How to manage organic waste

Anaerobic digestion of organic waste

Guide

Food and drink producers and hospitality businesses could consider anaerobic digestion of their organic waste. This involves the treatment of organic material in the absence of oxygen (air). The digestion process involves degrading material with microbes but uses a different group of naturally occurring micro-organisms to composting. This process generally has three outputs:

  • Digestate - a wetted, solid material that usually requires maturing or composting before it can be used, eg applied to soil.
  • Liquid - may be rich in nutrients and can be used as a fertiliser.
  • Biogas - can be used to generate electricity or burnt as a renewable fuel. It generally contains around 60 per cent methane, with carbon dioxide the other main component.

An important difference between composting and anaerobic digestion is that biogas is released during the fermentation process. Biogas is suitable for use in some gas engines and is often used in combined heat and power units to generate electricity and heat.

If you intend to set up your own anaerobic digestion system, check whether you need authorisation from the Northern Ireland Environment Agency. If you use a system operated by another organisation, check they are authorised to operate it.

The outputs from anaerobic digestion are still waste unless they have been produced on farms using certain waste types. They are therefore still subject to waste regulation and their use must be registered under a waste exemption or an environmental permit.

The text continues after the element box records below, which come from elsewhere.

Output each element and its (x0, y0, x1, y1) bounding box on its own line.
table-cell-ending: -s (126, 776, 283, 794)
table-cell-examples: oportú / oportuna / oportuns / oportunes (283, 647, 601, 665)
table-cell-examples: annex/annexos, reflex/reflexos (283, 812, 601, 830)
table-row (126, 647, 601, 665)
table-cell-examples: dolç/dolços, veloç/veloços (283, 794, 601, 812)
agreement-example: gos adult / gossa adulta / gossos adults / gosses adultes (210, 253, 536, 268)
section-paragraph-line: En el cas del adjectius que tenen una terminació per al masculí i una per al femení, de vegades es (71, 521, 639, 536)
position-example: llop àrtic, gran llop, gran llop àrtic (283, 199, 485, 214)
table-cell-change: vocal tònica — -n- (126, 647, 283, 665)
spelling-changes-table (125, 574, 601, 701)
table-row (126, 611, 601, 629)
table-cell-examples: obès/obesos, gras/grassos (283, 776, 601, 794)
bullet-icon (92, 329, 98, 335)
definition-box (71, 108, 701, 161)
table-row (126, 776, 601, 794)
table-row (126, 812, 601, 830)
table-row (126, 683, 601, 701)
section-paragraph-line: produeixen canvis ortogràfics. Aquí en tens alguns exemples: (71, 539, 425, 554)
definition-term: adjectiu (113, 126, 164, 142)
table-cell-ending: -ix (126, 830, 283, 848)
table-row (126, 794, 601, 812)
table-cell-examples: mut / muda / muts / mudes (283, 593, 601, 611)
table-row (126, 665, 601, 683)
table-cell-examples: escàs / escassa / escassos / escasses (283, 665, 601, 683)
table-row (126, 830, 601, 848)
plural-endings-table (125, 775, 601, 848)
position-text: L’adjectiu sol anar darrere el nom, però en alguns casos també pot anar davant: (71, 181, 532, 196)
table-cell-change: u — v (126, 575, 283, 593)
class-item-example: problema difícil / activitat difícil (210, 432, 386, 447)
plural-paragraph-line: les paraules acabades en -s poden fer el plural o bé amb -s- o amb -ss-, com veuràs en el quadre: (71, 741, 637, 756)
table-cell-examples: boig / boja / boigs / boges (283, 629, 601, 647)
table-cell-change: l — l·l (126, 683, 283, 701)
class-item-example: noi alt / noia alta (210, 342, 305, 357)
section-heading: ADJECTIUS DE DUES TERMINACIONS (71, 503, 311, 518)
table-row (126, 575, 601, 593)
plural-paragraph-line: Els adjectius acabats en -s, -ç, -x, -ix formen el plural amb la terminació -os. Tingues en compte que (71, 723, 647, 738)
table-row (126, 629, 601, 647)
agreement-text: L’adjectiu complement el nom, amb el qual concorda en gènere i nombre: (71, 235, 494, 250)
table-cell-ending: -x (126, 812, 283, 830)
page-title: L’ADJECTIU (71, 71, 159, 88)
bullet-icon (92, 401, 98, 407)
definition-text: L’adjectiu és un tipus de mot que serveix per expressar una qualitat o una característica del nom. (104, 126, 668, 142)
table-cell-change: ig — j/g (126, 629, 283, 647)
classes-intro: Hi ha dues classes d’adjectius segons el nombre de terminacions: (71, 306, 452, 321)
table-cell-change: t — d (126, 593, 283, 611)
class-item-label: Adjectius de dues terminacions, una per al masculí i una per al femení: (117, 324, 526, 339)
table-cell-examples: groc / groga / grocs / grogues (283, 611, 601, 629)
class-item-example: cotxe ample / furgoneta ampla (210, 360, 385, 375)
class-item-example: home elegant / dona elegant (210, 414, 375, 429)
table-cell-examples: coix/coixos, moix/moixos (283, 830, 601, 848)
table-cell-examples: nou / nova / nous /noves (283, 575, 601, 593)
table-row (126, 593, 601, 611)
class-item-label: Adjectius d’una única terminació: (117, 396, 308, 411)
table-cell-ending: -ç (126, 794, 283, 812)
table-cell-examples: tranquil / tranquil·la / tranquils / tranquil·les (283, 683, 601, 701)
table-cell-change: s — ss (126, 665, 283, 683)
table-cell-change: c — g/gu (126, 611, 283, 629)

To make sure the use of anaerobic digestate isn't regulated by waste legislation you should meet the requirements of the quality protocol for anaerobic digestate.

Digester system design

There are various digester designs, each suited to different circumstances. The design of an anaerobic digestion system provides the optimum conditions in which micro-organisms can flourish and degrade the waste. This requires:

  • a balanced and predictable internal environment
  • control of the rate of input and output and process conditions such as temperature and acidity

Wet digestion of organic waste

This type of digester has technology that is proven, robust and relatively simple to operate. The digestion of dense materials such as food waste and similar solids/semi-solids requires their dilution in a large volume of water so any solid output will need to be dewatered. Liquid outputs can be recycled within the process to reintroduce the bacteria and reduce water use.

Dry digestion of organic waste

High solids processes are not dry. The waste is processed at 20 to 40 per cent moisture, generally as a pumpable mass blended to the correct consistency using specialist equipment and injected into the digester. Virtually no liquid make-up is required and the liquid output is modest. This liquid tends to have a relatively high nutrient content and is a useful fertiliser.

Dry digesters can be horizontal and may have a void above the digestion mass, which can act as a buffer for low pressure biogas production and storage. This removes the need for additional gas management and separate storage vessels.

Digester biosecurity

Traditional wastewater anaerobic digestion systems operate at a relatively low temperature of around 35°C. At these temperatures the mass is transformed substantially, coupled with biogas release, but harmful micro-organisms and parasites may not be eliminated. Organic wastes must be subjected to controlled pasteurisation involving temperatures of 55-70°C.